Three generations went shopping for a dress. The Love Bug needed just the right dress for her right of passage; something that was fancy but could also move since playing basketball would be involved. We all three nestled into one changing room – too frou-frou, too itchy, too grandmotherly! One was gorgeous, but she didn’t want to look like the princess bride. I remembered shopping for the Bride’s wedding dress, and her joy when she finally found the right one in Grandma Ada’s closet.
My joy of shopping, my retail therapy, has been tempered lately. Like most Americans who land somewhere between purple and blue on our political landscape, I’ve been living with an underlying sense of dread. Every morning I wake up and wonder what new catastrophe our commander in chief has tweeted us into; we’ve bombed Iran (!), Bebe is coming to visit (?), the UVA President has resigned :-(, and wait, SCOTUS thinks Mr T needs more power(?!!).
I cannot follow the Senate’s debate on his big “beautiful” [sic] domestic and tax policy bill, with its cuts to Medicaid and federal nutrition programs, a testament to Republican greed and malice. I’m feeling helpless and hopeless, but I scan the latest updates and instead text the Bride:
“I loved the pale blue lace.”
Welcome to the hypernormalization club. I think this must be how the British felt during WWII, while bombs were falling on London and they were told to KEEP CALM AND CARRY ON. We are living in a totalitarian schizo nightmare, where people of a certain means continue going to work, going to the grocery store, picking up their children from school as if nothing else matters. And if they feel like protesting something – like the Israeli hostages or ICE picking up undocumented people in the street and shipping them to El Salvador – well, they risk not just jail time but even possibly their lives.
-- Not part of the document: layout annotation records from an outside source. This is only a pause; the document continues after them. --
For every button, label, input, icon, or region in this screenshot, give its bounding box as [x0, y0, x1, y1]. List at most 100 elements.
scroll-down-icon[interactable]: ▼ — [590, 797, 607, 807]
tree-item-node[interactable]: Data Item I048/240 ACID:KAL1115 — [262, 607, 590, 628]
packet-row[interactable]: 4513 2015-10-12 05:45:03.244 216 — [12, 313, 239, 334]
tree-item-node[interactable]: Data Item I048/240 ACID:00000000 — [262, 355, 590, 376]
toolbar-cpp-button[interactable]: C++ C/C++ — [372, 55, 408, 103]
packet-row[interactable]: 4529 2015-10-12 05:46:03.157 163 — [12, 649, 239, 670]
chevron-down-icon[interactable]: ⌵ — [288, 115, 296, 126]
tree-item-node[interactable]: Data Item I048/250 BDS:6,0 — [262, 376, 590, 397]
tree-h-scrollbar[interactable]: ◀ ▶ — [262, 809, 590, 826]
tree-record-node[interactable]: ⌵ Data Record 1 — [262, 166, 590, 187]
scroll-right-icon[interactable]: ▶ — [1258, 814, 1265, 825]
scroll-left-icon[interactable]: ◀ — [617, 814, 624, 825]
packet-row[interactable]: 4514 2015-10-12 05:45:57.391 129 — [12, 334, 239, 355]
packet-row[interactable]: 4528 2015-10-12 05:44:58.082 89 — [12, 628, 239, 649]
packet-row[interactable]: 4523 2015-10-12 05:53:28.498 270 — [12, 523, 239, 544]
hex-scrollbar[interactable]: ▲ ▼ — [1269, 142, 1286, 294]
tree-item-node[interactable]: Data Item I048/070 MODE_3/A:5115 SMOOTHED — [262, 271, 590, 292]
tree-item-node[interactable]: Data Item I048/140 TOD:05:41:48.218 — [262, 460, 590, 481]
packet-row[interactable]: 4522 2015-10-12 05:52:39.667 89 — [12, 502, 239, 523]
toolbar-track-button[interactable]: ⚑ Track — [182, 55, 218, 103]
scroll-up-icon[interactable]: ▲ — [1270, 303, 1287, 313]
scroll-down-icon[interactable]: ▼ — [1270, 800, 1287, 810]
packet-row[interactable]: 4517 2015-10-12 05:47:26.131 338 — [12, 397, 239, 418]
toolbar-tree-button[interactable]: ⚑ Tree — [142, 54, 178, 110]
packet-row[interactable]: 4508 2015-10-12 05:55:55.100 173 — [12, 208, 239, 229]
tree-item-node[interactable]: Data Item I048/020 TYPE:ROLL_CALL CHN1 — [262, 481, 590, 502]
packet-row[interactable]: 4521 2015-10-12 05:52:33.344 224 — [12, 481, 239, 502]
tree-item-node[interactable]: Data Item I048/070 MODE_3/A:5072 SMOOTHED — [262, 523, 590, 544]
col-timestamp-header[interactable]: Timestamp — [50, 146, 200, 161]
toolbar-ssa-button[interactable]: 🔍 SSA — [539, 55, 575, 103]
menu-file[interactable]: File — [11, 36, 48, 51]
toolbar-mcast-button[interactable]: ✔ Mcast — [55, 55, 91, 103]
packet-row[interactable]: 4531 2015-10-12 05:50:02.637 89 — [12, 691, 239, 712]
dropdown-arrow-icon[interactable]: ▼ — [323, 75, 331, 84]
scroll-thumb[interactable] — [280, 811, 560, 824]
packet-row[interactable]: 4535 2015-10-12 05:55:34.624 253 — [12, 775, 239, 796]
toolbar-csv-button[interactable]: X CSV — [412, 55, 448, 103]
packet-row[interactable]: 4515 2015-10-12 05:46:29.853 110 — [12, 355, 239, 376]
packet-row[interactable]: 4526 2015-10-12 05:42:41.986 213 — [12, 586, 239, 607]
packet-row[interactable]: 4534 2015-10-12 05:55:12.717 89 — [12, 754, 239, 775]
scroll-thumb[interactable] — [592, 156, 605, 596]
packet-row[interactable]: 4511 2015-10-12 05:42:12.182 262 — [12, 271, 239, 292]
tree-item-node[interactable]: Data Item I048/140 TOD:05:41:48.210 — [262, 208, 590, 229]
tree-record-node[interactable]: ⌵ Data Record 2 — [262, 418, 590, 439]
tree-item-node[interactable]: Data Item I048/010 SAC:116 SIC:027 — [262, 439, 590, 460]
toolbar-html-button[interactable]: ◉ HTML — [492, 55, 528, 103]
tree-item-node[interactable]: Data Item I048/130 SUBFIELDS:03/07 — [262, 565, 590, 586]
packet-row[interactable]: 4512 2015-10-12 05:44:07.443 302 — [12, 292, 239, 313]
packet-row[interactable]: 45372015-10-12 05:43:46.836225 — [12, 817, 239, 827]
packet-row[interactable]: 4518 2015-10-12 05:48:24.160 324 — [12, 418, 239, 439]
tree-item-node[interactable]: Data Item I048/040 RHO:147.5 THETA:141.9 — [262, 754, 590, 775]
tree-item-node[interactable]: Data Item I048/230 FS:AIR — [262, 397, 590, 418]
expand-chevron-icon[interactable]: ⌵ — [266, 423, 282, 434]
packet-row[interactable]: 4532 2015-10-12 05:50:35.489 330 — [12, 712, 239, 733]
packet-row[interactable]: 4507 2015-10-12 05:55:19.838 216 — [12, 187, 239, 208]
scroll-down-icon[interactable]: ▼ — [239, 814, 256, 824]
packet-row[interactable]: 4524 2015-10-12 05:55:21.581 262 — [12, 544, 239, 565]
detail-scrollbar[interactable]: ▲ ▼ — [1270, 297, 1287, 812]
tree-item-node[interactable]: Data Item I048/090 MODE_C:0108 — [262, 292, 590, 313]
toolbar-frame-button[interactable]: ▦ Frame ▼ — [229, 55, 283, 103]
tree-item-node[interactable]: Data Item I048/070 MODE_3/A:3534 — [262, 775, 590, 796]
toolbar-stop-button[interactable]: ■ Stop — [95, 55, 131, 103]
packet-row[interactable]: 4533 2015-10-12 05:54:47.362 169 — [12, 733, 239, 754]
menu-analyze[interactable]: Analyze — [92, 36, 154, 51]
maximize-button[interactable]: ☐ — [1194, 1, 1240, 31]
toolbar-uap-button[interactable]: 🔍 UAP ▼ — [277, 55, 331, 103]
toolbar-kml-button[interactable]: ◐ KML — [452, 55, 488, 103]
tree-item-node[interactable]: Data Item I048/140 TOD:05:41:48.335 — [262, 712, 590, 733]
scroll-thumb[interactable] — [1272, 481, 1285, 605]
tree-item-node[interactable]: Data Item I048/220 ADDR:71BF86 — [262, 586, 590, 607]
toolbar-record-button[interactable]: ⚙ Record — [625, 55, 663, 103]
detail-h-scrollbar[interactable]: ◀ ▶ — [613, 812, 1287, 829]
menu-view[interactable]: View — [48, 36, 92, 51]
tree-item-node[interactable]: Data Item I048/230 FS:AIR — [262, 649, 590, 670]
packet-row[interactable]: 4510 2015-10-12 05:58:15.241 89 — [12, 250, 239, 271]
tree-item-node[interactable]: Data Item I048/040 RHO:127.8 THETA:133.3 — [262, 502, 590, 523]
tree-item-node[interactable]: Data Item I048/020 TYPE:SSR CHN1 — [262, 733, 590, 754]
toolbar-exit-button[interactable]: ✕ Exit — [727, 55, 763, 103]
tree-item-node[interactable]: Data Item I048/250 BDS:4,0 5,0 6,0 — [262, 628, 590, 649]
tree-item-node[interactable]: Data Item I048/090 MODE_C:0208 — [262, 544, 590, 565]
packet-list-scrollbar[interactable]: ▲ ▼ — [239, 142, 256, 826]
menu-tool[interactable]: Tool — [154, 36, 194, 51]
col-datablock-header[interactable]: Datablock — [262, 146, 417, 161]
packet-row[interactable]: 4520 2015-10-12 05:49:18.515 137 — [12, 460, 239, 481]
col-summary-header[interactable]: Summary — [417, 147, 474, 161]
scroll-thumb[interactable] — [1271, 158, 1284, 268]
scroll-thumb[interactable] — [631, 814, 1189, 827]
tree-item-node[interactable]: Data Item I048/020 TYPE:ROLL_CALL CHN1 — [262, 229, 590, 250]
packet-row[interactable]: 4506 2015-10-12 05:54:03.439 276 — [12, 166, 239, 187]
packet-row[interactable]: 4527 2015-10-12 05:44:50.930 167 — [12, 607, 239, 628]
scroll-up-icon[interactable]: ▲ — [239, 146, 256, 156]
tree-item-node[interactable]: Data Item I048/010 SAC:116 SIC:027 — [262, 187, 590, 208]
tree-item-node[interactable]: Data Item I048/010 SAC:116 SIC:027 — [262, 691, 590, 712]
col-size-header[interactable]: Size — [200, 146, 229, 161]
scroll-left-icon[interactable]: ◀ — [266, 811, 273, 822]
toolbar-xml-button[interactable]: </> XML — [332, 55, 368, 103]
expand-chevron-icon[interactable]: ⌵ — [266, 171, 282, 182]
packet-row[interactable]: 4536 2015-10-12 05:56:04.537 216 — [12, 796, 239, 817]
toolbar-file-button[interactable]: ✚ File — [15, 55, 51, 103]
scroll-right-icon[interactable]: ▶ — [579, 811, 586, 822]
“….two main things are happening. The first is people seeing that governing systems and institutions are broken. And the second is that, for reasons including a lack of effective leadership and an inability to imagine how to disrupt the status quo, people carry on with their lives as normal despite systemic dysfunction – give or take a heavy load of fear, dread, denial and dissociation.” https://www.theguardian.com/wellness/ng-interactive/2025/may/22/hypernormalization-dysfunction-status-quo
We stopped in the baby department to look for sun hats for the Twins, and I was lost among the pastel bears and embroidered flowers for awhile. Our newest granddaughters have grown into 6 month sizes! I can be grateful for each milestone our baby girls have reached, and still worry about the poor women and children who will suffer if this latest bill is passed. Even Elon is against it. But in order to do that, to carry on with sun hats and fear, we have to disassociate ourselves. And that is surely taking its toll.
When a country is fed so many lies, our response is to not believe anything. Or better yet, focus on the Bezos wedding, or the Diddy trial. Distract and demolish our institutions one by one in order to beef up the executive branch. But we must keep watch, we must call our legislators and protest, we must write letters to the editor, and never give up on our democracy. History is watching.